Why can't the Wikipedia model be adapted to a federated, directly community run approach? This works well enough for services such as email, matrix, and the fediverse. There's gravitation towards centralized hosting services but that's largely behavioral - the model itself works perfectly fine with lost of small players.

Heavyweight multimedia can be a challenge but text content itself is quite easy to serve up from very small devices.



Wikidata and Wikibase, the software it runs on, are expanding it into a "federated" network of knowledge stores. You can, for example, link from wikidata to some other instances of the software and query them transparently. It's used by a few museums that want to keep control over the description of the art, but link to wikidata for, say, the artists' place of birth. Then, you can use their query interface (SPARQL etc.) to get all the art they have from "artists born in a city that had a commercial port in 1960" without the museum ever having to enter more information than "this is a van Gogh".

EDIT: Here's an example from the EU, which has their complete budget in a triple store: https://query.linkedopendata.eu/#SELECT%20%3Fproject%20%3Fpr...

(you have to click the blue "play" button to run the query.)

I'm not sure if they are federating with wikidata or just importing the data, but the result is similar either way.

(For budgets, always go for the treemap: https://query.linkedopendata.eu/#%23defaultView%3ATreeMap%0A...)


I'm not sure such a complex system of content moderation & process could so easily be federated; I'd love to see a federated system equivalent to Wikipedia out there or one that has successfully transitioned governance like that. Email spam, by comparison, is far far less nuanced. Regardless, it'd be a new effort and wouldn't just work or be trusted year one. It'd need to be tested and refined over years and years, like Wikipedia has.

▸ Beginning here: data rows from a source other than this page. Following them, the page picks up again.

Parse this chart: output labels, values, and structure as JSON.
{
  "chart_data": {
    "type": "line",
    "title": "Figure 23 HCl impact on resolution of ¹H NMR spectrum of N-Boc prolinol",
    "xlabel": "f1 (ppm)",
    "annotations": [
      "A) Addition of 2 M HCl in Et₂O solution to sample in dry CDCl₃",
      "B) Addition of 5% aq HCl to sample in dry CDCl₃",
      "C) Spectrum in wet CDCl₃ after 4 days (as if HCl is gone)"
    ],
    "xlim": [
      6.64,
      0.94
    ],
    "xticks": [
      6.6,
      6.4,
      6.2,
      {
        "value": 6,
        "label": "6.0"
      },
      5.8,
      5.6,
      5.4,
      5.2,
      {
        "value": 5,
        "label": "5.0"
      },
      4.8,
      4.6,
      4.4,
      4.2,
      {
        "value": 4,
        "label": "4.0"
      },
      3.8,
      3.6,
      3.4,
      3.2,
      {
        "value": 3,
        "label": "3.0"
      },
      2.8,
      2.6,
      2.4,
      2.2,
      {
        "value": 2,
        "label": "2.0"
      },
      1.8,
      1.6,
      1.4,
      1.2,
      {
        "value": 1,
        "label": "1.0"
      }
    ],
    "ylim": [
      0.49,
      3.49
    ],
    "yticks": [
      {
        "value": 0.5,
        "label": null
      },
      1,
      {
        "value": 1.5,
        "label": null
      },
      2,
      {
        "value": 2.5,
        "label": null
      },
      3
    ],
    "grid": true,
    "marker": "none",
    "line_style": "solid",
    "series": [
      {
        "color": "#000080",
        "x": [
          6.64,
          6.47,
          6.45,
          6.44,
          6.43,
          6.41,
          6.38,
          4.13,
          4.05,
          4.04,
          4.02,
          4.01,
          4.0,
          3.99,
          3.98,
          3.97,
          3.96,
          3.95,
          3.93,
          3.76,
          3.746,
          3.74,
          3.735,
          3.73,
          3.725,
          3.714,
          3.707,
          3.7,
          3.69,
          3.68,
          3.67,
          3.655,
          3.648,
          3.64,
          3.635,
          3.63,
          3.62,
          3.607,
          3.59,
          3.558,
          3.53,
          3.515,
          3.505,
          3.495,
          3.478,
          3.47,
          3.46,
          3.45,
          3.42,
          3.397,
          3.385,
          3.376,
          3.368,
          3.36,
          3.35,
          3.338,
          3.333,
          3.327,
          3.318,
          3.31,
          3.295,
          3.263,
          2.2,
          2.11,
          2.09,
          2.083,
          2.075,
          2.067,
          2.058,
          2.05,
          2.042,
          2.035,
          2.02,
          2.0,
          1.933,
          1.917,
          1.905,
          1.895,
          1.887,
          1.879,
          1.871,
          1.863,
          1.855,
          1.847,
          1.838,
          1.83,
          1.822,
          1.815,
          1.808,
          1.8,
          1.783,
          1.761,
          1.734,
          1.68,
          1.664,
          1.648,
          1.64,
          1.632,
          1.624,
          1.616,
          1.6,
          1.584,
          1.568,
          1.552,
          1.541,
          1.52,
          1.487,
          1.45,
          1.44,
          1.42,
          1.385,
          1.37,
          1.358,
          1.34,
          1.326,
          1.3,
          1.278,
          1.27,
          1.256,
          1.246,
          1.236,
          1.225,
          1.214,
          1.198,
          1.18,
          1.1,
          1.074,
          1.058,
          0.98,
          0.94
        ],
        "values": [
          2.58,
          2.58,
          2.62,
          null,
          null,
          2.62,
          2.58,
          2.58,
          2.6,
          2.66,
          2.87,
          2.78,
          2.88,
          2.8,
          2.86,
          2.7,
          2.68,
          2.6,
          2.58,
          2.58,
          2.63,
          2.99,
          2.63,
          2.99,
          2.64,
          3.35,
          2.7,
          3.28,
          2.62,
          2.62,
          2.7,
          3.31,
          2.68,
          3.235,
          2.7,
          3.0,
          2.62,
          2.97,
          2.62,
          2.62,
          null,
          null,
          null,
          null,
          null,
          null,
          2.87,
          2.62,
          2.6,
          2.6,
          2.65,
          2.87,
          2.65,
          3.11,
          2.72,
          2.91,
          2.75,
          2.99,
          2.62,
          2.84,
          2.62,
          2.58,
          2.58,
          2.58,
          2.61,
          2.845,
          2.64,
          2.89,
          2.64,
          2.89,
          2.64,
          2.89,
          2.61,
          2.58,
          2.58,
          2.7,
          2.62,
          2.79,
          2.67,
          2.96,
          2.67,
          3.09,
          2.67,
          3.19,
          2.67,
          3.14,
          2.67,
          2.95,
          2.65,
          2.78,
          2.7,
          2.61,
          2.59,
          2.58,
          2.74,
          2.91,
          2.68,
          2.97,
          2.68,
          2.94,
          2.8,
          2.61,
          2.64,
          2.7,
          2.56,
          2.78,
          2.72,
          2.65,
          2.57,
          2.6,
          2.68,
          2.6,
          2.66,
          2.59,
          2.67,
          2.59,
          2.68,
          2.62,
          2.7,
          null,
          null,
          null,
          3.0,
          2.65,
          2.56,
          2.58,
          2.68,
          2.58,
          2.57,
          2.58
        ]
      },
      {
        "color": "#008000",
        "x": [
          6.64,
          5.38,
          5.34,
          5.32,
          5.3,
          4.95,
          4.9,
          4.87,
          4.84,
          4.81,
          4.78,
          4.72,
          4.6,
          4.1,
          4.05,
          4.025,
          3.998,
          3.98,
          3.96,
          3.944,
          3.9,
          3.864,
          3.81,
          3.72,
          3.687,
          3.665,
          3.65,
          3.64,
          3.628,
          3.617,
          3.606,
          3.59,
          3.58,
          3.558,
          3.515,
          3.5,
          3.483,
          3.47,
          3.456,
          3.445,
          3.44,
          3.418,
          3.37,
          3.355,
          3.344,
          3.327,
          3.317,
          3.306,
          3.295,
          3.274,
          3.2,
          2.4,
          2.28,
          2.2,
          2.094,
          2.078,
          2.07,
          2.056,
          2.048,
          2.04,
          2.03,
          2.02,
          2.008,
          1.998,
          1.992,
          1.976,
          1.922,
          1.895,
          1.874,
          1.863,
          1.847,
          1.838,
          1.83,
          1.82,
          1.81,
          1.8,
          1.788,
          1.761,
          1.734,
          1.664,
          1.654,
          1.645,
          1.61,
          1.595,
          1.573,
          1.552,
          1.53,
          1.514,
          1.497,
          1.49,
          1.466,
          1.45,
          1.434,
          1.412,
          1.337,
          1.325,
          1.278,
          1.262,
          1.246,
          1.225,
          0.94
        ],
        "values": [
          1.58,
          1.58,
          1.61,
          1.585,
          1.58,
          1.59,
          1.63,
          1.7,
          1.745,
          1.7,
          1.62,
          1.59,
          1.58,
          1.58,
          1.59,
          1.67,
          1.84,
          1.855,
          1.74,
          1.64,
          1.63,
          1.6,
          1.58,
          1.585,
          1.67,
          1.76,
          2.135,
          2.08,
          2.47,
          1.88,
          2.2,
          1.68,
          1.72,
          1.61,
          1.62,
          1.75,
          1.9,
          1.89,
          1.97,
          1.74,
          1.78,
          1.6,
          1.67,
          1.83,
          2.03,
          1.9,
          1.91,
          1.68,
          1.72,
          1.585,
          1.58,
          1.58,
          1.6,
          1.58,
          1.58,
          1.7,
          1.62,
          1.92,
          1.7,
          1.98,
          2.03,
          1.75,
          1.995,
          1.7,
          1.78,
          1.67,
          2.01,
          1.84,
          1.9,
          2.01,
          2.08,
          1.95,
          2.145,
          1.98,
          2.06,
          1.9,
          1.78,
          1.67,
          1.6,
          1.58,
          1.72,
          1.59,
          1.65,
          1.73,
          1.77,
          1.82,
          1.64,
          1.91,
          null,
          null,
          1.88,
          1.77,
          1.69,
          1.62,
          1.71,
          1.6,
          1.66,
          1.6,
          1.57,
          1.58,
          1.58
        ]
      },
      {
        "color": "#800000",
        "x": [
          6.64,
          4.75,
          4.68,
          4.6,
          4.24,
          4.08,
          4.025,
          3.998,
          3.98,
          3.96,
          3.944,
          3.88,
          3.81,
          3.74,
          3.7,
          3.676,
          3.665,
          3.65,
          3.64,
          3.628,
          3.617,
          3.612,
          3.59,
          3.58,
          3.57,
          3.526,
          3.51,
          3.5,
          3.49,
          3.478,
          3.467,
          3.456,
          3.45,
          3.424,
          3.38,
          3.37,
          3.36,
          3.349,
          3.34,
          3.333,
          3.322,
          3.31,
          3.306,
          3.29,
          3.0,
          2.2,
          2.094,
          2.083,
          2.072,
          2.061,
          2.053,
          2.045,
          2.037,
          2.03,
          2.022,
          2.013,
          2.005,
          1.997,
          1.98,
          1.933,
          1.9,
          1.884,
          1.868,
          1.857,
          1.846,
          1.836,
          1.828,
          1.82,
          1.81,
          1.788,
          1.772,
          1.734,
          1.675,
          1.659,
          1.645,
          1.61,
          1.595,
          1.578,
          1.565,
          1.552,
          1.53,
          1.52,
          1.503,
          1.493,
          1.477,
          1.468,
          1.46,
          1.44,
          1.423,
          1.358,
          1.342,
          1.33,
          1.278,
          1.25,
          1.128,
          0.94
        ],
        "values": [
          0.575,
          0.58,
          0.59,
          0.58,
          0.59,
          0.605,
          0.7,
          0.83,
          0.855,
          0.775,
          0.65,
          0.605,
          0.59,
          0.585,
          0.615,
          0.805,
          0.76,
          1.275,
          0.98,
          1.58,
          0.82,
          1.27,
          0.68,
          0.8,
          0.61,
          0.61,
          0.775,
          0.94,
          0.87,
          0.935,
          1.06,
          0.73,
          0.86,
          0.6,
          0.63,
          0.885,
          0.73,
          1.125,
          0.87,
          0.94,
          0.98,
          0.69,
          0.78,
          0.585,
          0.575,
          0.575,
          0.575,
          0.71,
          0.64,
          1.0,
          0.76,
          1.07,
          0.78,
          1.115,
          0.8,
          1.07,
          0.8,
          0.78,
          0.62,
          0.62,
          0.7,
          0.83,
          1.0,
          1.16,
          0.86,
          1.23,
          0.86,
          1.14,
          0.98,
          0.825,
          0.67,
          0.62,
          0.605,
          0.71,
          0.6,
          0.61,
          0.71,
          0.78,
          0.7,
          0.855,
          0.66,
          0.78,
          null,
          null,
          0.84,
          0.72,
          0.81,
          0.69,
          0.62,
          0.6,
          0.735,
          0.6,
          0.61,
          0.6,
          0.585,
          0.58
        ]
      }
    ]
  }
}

I could see several nonprofits and news brands along with Wikipedia shift to becoming a set of sources of truth for different & likely overlapping topics. That shift could happen gradually, as part of a mix of monetization incentive changes and more explicit 'here's how you participate' coersion (medium is message stuff; see FB's pivot to video, or youtube algo changing how content creators create). The generated result that Google spits out could reference those and note them as inputs, including noting where they disagree or choose to include or exclude certain context.

I still don't see how these ideas get funded without Google directly funding them, where algorithm transparency comes in play, etc.


The problems havve absolutely nothing to do with technology in the streaming-video sense of the word. It's about trust, versioning, truth, reality, and similar concepts.

Maybe Linux development is a good example, with some centralisation but other power centers of varying size connected, such as distributions or non-kernel software projects.

But then again Wikipedia already is federated into hundreds of local communities and horizontal projects like commons or wikidata, and it works not quite as terrible as one would think.